In 1998, she developed the first version of the CloserLook search for the Deep Web, which was pilot-tested at the Quebec Health Ministry.
Hippocrates was born out of the attempt to harness the power of CloserLook Invisible Websearch technology to build search applications for consumers. It was designed and a pilot version implemented in North America.
For the past year, CloserLook has been working with ChennaiOnline under an agreement. ChennaiOnline employees initially began to maintain applications and now much of the development and testing is also being done under this agreement.
Fresh data, and fast
Hippocrates claims to return results from reputable and reliable sources on the Web with the results organised into a report that is easy to understand and assimilate without any broken links. This saves time by returning a complete report with links rather than a mere list of Web sites to browse.
Hippocrates is a `vertical' topic-based search focused on health topics unlike search engines, which are for general purpose searching on all topics.
"With other search engines, you get a list of URLs and then have to go into each site to see if it has the information you require. With Hippocrates, you get a complete report on the medical keyword from trusted sources such as the Mayo Clinic and the National Library of Medicine, so you do not have to do any additional manual research.
The search results are not previously cached or stored. They are obtained directly from the sources when a user requests a search. So no more dead-links, old or irrelevant information," says Sumithra.
A brief description and definition of the term as well as the causes, symptoms and treatments available for the medical condition are got in the search results, giving the user a complete report on each medical term.
Those looking for homeopathy and other medicals streams won't be disappointed since alternative medicine and natural remedy sources have been included. But the best thing probably is that Hippocrates includes a search on most prescription and off-the-shelf medications.
"Hippocrates provides the most up-to-date and current information on the topics searched. Information provided by search engines today is captured and stored in databases several days, weeks or months in advance and hence ages very quickly.
Hippocrates goes directly to the source of the information at the moment of a user requesting a search so that the most current information can be obtained," says Sumithra.
A key challenge in building the product was fast response time for immediate searching. "We had to develop a lot of programming logic to improve the search speed so that the speed would be closer to what consumers are used to from traditional search engines.
Besides that, designing business logic to organise the results into useful information for the user also took multiple layouts and designs to make the reports user-friendly and easy to understand. They had to be pleasing, simple and yet permitting in-depth information," says Sumithra.
What do users have to say? "I like the organisation into definition/cause/FAQs. It's quite a novel way to view search results," says a doctor based in Canada. For families, it is a handy guide in time of emergencies.
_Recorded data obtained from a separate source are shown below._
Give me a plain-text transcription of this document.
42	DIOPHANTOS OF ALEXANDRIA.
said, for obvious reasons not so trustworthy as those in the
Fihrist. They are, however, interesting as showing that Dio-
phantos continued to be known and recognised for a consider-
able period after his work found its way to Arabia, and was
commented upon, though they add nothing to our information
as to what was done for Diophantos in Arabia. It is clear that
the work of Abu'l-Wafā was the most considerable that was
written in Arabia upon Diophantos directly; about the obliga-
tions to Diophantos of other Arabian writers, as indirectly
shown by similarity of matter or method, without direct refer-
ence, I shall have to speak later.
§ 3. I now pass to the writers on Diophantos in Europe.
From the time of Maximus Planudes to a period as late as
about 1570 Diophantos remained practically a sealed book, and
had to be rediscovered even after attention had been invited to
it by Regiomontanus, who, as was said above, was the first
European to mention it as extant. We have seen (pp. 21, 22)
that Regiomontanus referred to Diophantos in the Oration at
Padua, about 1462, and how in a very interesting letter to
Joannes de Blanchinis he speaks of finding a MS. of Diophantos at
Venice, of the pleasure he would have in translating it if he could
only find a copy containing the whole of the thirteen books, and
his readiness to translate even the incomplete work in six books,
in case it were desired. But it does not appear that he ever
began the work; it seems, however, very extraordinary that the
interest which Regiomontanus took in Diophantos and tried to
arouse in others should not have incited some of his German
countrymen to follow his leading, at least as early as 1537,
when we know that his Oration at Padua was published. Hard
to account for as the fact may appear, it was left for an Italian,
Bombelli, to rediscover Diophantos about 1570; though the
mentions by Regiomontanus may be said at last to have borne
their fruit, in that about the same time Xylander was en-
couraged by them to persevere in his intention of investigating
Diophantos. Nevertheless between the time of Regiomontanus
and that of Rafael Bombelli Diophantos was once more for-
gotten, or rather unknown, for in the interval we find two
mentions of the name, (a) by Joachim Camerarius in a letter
"We use medical searches on Google every time the kids come down with something so that we can learn more about the kind of infection they have.
The search results from Hippocrates look good because I could find separate topics on adults and kids with just one search," says a mother of two.
CloserLook licenses Hippocrates to various organisations.
"The technology can be customised with added features and sources. Each portal or Web site can incorporate the results into the look-and-feel of their site," says Sumithra, who is an alumnus of Holy Angels convent, Chennai.